Note that the course site ID is divided into three groups delimited by underscores (_). This allows ICON to correctly parse the course site ID and create the correct mapping between a particular ICON course site and the appropriate UI course.
The course title identifies an ICON Course Site and provides information about the course content. The title typically appears at the top of the home page for the course site and in the list of courses that a user can access from the My ICON view. Users who change this content should ensure the new course title uniquely identifies the course site.
Academic Course Site Titles
- Session-based course sites. The elements of these course site titles are: d:c:s <Session> <descriptive title>
- d: The full department code for the course (e.g., 032 or RELG).
- c: The full course identifier.
- s: The full section identifier.
- <Session>: A string of characters that describe the session in which the course is being taught (e.g. Spr 04). The session name is abbreviated to keep the title length to a minimum. Recommended session strings are: Smr, Fall, Wntr, and Spr.
- <descriptive title>: The name of the course as listed in The University of Iowa course catalog.
- Non-session based course sites. The elements of these course site titles are: d:c:s <descriptive title> (<instructor>) d: The full department code for the course (e.g., 032 or RELG).

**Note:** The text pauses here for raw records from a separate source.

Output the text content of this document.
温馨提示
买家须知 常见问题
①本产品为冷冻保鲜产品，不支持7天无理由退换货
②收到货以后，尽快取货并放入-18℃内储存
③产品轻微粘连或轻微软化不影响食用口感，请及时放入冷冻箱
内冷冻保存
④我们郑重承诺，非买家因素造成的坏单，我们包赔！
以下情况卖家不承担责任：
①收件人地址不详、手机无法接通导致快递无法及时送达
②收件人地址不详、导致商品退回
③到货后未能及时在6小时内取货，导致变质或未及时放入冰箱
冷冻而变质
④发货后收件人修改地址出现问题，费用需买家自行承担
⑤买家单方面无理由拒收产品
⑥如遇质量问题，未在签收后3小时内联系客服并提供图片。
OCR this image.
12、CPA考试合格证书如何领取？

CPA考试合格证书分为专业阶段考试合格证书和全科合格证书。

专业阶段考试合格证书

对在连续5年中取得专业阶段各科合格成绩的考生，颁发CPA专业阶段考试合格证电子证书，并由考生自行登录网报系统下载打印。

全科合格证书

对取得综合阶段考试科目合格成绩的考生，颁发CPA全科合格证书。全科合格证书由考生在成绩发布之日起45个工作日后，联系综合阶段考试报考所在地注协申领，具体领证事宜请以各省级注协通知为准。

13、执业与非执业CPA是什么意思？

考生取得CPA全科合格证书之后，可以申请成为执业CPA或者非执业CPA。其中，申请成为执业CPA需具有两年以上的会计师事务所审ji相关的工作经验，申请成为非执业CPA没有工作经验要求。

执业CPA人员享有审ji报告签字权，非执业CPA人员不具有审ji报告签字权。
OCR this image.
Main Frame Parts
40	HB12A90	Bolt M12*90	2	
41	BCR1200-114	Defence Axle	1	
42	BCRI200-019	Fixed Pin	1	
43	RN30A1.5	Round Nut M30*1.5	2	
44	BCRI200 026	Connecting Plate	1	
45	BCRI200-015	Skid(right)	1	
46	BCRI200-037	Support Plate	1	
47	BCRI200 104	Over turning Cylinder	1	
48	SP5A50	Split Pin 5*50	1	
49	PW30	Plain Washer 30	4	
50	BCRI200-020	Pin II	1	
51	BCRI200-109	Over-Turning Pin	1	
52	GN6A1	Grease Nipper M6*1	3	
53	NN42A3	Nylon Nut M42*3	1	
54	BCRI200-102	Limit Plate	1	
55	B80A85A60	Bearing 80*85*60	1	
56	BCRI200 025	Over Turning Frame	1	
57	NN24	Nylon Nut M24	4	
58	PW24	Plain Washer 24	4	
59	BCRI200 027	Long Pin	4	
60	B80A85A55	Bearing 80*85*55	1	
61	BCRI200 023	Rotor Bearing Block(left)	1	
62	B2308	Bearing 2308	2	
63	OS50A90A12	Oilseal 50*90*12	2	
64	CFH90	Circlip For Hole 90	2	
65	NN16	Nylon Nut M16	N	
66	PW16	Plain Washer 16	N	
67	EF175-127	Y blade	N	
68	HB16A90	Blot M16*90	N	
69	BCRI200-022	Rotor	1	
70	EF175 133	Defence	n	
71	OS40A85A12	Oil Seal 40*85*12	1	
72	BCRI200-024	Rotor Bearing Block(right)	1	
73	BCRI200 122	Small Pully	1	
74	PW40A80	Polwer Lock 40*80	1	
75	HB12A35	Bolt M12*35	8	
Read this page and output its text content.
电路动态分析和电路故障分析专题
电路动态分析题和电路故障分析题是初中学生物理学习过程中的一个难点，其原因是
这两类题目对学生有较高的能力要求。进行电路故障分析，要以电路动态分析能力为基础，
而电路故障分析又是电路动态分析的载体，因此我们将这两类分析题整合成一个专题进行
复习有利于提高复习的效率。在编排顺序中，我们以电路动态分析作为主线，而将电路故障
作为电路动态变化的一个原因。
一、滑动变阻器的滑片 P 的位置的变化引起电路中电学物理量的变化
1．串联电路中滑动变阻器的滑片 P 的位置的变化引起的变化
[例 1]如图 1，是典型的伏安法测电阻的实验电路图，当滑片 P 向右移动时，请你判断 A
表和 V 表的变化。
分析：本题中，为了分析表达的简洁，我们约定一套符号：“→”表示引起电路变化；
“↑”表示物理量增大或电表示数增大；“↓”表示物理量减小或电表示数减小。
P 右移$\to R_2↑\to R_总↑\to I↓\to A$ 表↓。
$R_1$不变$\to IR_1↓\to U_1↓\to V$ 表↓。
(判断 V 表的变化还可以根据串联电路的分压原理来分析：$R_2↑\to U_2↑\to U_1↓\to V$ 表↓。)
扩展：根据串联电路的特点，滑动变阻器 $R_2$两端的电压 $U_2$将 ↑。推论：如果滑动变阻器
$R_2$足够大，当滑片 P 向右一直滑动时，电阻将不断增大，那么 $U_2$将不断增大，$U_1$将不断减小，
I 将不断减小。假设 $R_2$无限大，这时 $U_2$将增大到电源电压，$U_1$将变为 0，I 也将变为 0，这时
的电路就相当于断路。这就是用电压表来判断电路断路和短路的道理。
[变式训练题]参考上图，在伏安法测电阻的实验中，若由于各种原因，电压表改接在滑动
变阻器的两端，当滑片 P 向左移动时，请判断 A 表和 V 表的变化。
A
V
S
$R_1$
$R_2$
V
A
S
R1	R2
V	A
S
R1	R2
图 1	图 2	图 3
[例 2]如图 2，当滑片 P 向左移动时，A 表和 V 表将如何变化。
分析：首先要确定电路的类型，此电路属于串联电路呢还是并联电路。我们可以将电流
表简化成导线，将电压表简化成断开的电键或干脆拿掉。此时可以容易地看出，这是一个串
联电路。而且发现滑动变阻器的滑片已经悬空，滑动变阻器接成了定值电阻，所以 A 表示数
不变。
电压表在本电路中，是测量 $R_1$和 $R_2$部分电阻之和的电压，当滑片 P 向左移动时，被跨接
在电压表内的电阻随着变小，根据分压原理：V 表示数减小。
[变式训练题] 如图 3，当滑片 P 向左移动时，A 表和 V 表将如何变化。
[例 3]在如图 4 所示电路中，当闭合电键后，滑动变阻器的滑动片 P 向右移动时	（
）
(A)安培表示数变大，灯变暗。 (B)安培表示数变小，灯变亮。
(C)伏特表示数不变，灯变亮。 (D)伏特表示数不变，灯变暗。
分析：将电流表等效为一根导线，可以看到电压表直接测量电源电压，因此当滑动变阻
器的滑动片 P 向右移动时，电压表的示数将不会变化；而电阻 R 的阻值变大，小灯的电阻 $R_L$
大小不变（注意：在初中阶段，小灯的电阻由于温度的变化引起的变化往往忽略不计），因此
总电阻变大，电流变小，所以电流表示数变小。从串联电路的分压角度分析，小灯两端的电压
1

- c: The full course identifier.
- s: The full section identifier.
- <descriptive title>: The name of the course as listed in The University of Iowa course catalog.
- o <instructor>: The name of the primary instructor teaching the course. Because these courses are not session based, this may be useful in distinguishing between courses.
- Development course sites. The elements of these course site titles are: <descriptive title> (For Development Purposes Only)
- <descriptive title>: Any string of characters that is relevant and useful to the instructor.
- (For Development Purposes Only): This string of characters reminds the instructor that this course is just a place to develop content and should not be activated for student use.
Non-academic Course Site Titles
- Test/Training courses. The elements of these course site titles are: [Test|Training] [#|<description>] (<instructor name>).
- [Test|Training]: Either “Test” or “Training.”
- [#|<description>]: Text to distinguish the course site from all other test/training course sites.
- <instructor name>: The name of the person with instructor-designer rights to the course.
- Other course sites. The elements of these course site titles are: <course site ID> <descriptive title> (<instructor name>).
While it is not required that a particular course title be unique, it is often helpful to other ICON users.
ICON course sites can be created upon demand by instructors (and others). Alternatively, a College or department may request that an ICON course site be automatically created for each course listed in the University course catalog for that College or department.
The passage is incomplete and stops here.